先日、建築家・安藤忠雄さんと対談しました。安藤忠雄さんは独学で勉強し、世界的な建築家になった方です。独学で大成することは、一般にはとてもむずかしい。例えば、私は脳の研究をしているのですが、いろいろな人が、「画期的な心理論を考えました」とか、「意識の問題はこれで解けると思います」という手紙やメールを送ってきます。でも、そういう人は専門家の立場からすると、どうしても詰めが甘い。独学で何かを学ぶというのは、とても難しいことなんです。なぜかといえば、凛とした美しい学問の姿というか、学問の体系性が身につきにくい。
それでは、なぜ安藤さんは世界的な建築家になりえたのでしょうか。彼自身は大学へ行かなかったのですが、京都大学に行った自分の同級生に、「京大の建築学科では、どんな本を教科書にしているか」というのを全部教えてもらったというんです。それで教科書に即した勉強を、一日十六時間、一年間続けた。つまり、京都大学の建築学科の体系的な教科書のシステムを学んだからなのでしょう。体系性って大事だなとそこで思ったわけです。

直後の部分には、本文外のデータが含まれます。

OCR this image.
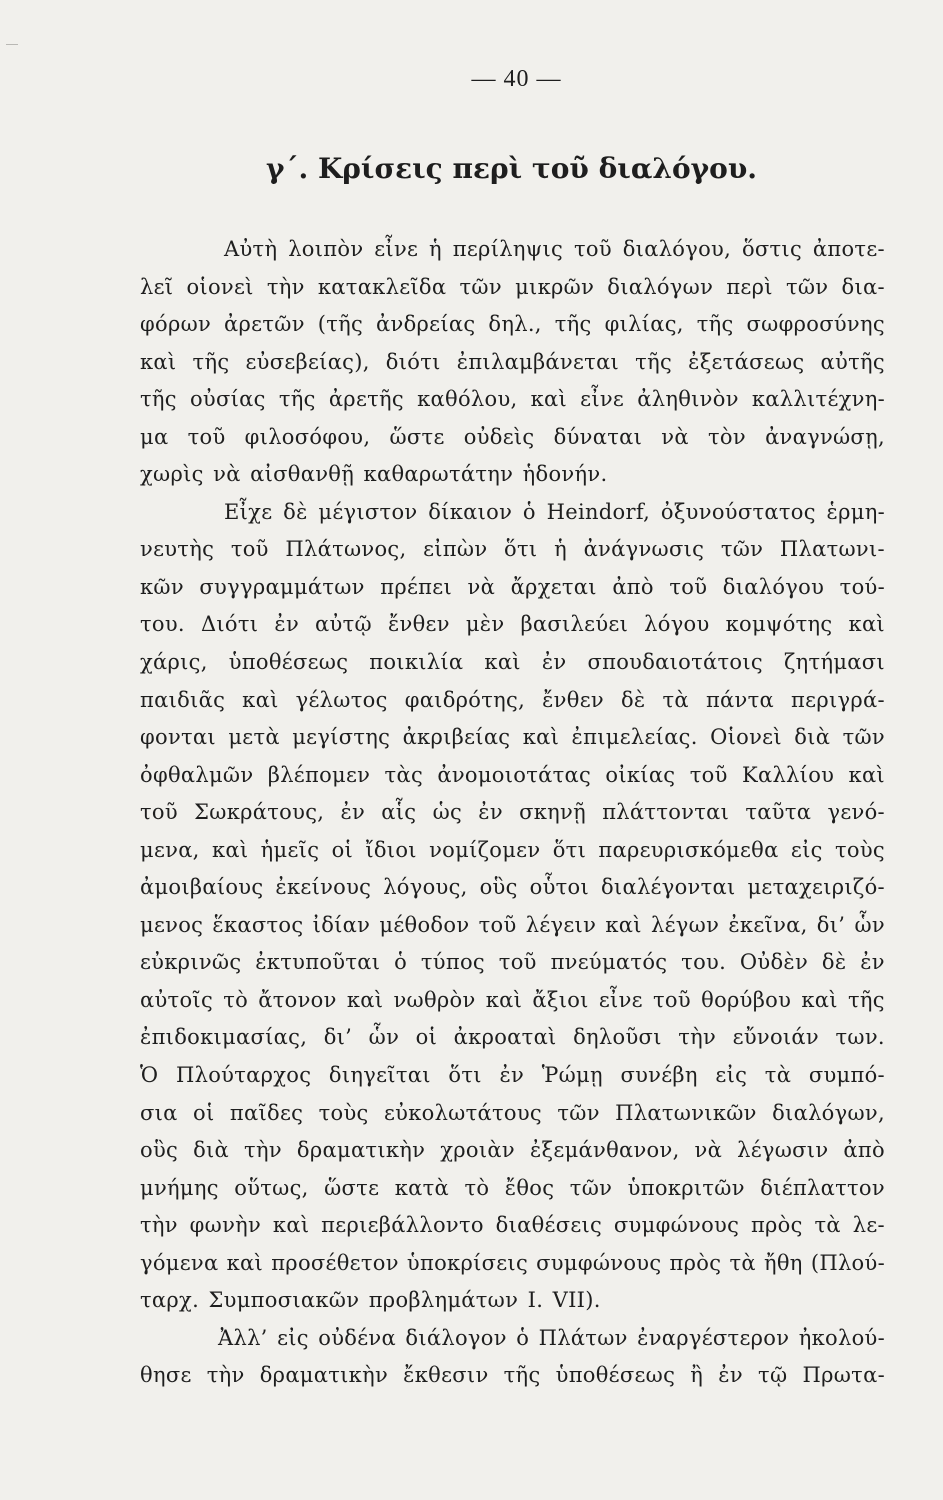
— 40 —
γ΄. Κρίσεις περὶ τοῦ διαλόγου.
Αὐτὴ λοιπὸν εἶνε ἡ περίληψις τοῦ διαλόγου, ὅστις ἀποτε-
λεῖ οἱονεὶ τὴν κατακλεῖδα τῶν μικρῶν διαλόγων περὶ τῶν δια-
φόρων ἀρετῶν (τῆς ἀνδρείας δηλ., τῆς φιλίας, τῆς σωφροσύνης
καὶ τῆς εὐσεβείας), διότι ἐπιλαμβάνεται τῆς ἐξετάσεως αὐτῆς
τῆς οὐσίας τῆς ἀρετῆς καθόλου, καὶ εἶνε ἀληθινὸν καλλιτέχνη-
μα τοῦ φιλοσόφου, ὥστε οὐδεὶς δύναται νὰ τὸν ἀναγνώσῃ,
χωρὶς νὰ αἰσθανθῇ καθαρωτάτην ἡδονήν.
Εἶχε δὲ μέγιστον δίκαιον ὁ Heindorf, ὀξυνούστατος ἑρμη-
νευτὴς τοῦ Πλάτωνος, εἰπὼν ὅτι ἡ ἀνάγνωσις τῶν Πλατωνι-
κῶν συγγραμμάτων πρέπει νὰ ἄρχεται ἀπὸ τοῦ διαλόγου τού-
του. Διότι ἐν αὐτῷ ἔνθεν μὲν βασιλεύει λόγου κομψότης καὶ
χάρις, ὑποθέσεως ποικιλία καὶ ἐν σπουδαιοτάτοις ζητήμασι
παιδιᾶς καὶ γέλωτος φαιδρότης, ἔνθεν δὲ τὰ πάντα περιγρά-
φονται μετὰ μεγίστης ἀκριβείας καὶ ἐπιμελείας. Οἱονεὶ διὰ τῶν
ὀφθαλμῶν βλέπομεν τὰς ἀνομοιοτάτας οἰκίας τοῦ Καλλίου καὶ
τοῦ Σωκράτους, ἐν αἷς ὡς ἐν σκηνῇ πλάττονται ταῦτα γενό-
μενα, καὶ ἡμεῖς οἱ ἴδιοι νομίζομεν ὅτι παρευρισκόμεθα εἰς τοὺς
ἀμοιβαίους ἐκείνους λόγους, οὓς οὗτοι διαλέγονται μεταχειριζό-
μενος ἕκαστος ἰδίαν μέθοδον τοῦ λέγειν καὶ λέγων ἐκεῖνα, δι’ ὧν
εὐκρινῶς ἐκτυποῦται ὁ τύπος τοῦ πνεύματός του. Οὐδὲν δὲ ἐν
αὐτοῖς τὸ ἄτονον καὶ νωθρὸν καὶ ἄξιοι εἶνε τοῦ θορύβου καὶ τῆς
ἐπιδοκιμασίας, δι’ ὧν οἱ ἀκροαταὶ δηλοῦσι τὴν εὔνοιάν των.
Ὁ Πλούταρχος διηγεῖται ὅτι ἐν Ῥώμῃ συνέβη εἰς τὰ συμπό-
σια οἱ παῖδες τοὺς εὐκολωτάτους τῶν Πλατωνικῶν διαλόγων,
οὓς διὰ τὴν δραματικὴν χροιὰν ἐξεμάνθανον, νὰ λέγωσιν ἀπὸ
μνήμης οὕτως, ὥστε κατὰ τὸ ἔθος τῶν ὑποκριτῶν διέπλαττον
τὴν φωνὴν καὶ περιεβάλλοντο διαθέσεις συμφώνους πρὸς τὰ λε-
γόμενα καὶ προσέθετον ὑποκρίσεις συμφώνους πρὸς τὰ ἤθη (Πλού-
ταρχ. Συμποσιακῶν προβλημάτων I. VII).
Ἀλλ’ εἰς οὐδένα διάλογον ὁ Πλάτων ἐναργέστερον ἠκολού-
θησε τὴν δραματικὴν ἔκθεσιν τῆς ὑποθέσεως ἢ ἐν τῷ Πρωτα-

私も、脳科学に興味を持つ人に対して、「脳科学のことを知りたかったら、我々が読むような論文はネット上にもありますよ」と言います。ただ、この学問の体系性を伝えるということまでは難しい。論文という「点」は存在しても、それを体系的に線でつなぐということが難しいわけです。
要するに、ある何かについての情報をいくら集めても、誰かが生きているという生き生きとした感じというのは絶対に再現できないんですよ。
私は従来の日本論というのはそのようになっていたという感じがするんです。雑誌などで行われてきた従来の日本の特集というのは、何か残骸となったような日本です。日本を語ることは、海外向けのお土産みたいに、富士山や芸者をカタログ化することではないって言いたくなります。